South Carolina Republican Sen. Lindsey Graham, the chairman of the Senate Judiciary Committee, has already expressed his support for plowing ahead with the nomination process once Trump selects a nominee. But in 2016 he advocated for waiting until the election had passed.

"I want you to use my words against me. If there's a Republican president in 2016 and a vacancy occurs in the last year of the first term you can say Lindsey Graham said let's let the next president, whoever it might be, make that nomination and you could use my words against me and you'd be absolutely right," Graham said on March 10, 2016, according to Washington Post video editor JM Rieger.

 

Then-Democratic presidential nominee Hillary Clinton in September 2016 described Republican inaction on Obama's nomination as "a disgrace." But the former secretary of state and former senator is now arguing that based on the precedent Republicans set in 2016 they should not move ahead with a Supreme Court nominee.

"The system has been broken for quite awhile. But clearly the decision that Mitch McConnell made back in 2016 in the midst of that presidential election but at a much earlier time when Justice Scalia unexpectedly passed away is what should be the standard now.

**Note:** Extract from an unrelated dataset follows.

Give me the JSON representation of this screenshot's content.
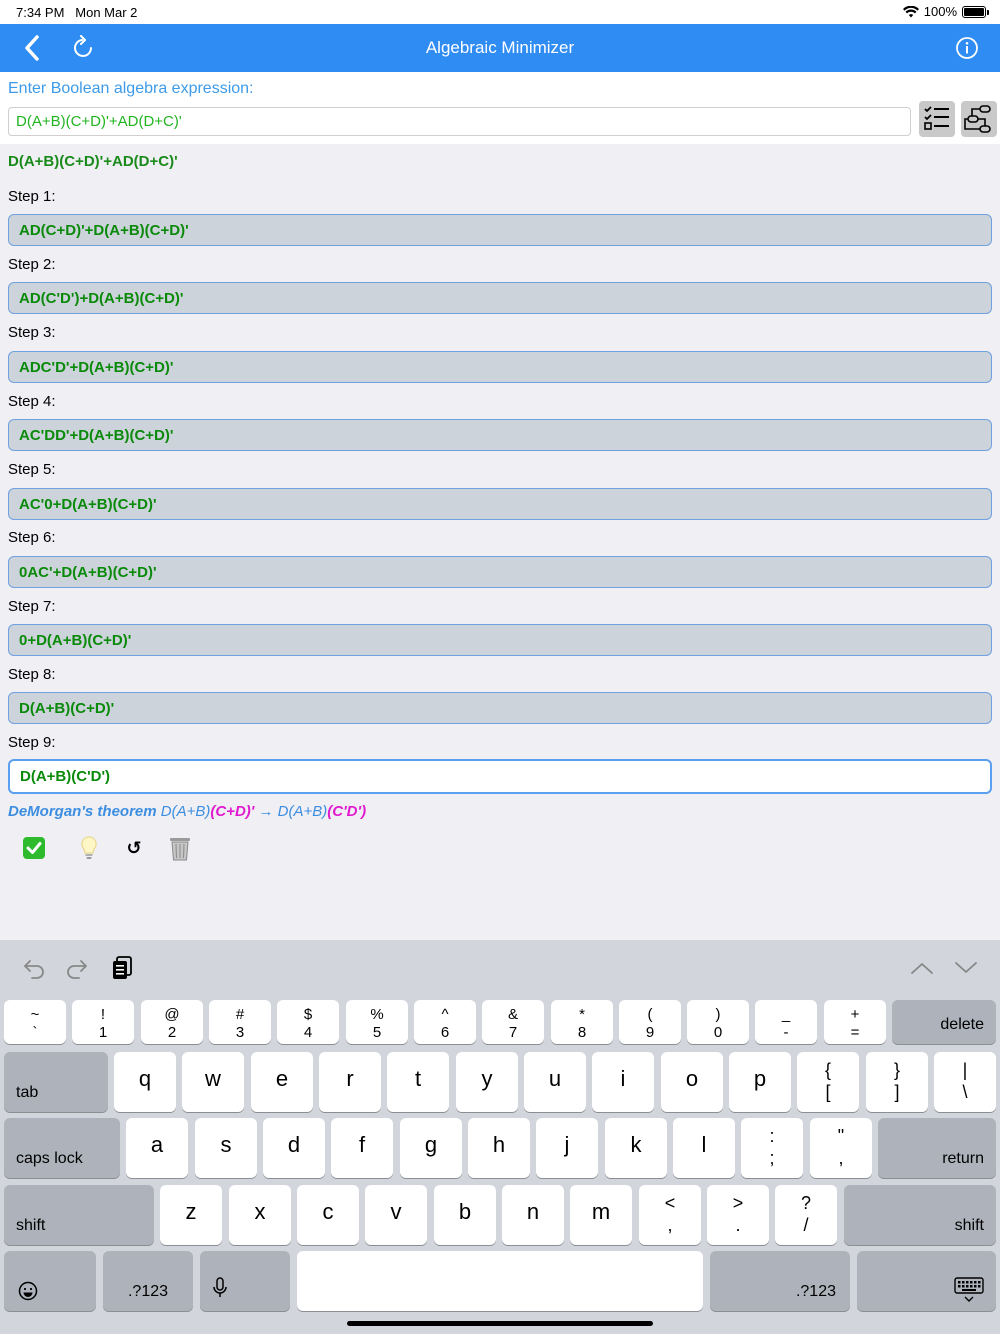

They talk about, 'well, you know, we had other standards before,' well, they made a new precedent. And that new precedent, which they all defended incredibly passionately, is to wait for the next president, whoever that is, to make the nomination. But as you clearly heard, that is not what they are intending," Clinton said Sunday on "Meet the Press."

“Our institutions are being basically undermined by the lust for power – power for personal gain in the case of the president or power for institutional gain in the case of Mitch McConnell – at the cost of ensuring that our institutions withstand whatever the political winds might be,” Clinton said.

According to a Scott Rasmussen survey released Sunday, 52% of likely voters think the Senate should delay until after the election to confirm a nominee while 41% think the new nominee ought to be confirmed as soon as it is possible.

If it makes any elected leaders feel better, even Ginsburg herself reportedly had a change of heart on the issue.

Reports over the weekend said her dying preference expressed to her granddaughter was for a nominee to be decided after the election. “My most fervent wish is that I will not be replaced until a new president is installed," she reportedly said.

But in a 2016, she had a different take as she called for a Senate vote on Garland's nomination. 

"There's nothing in the Constitution that says the president stops being the president in his last year," Ginsburg told The New York Times interview.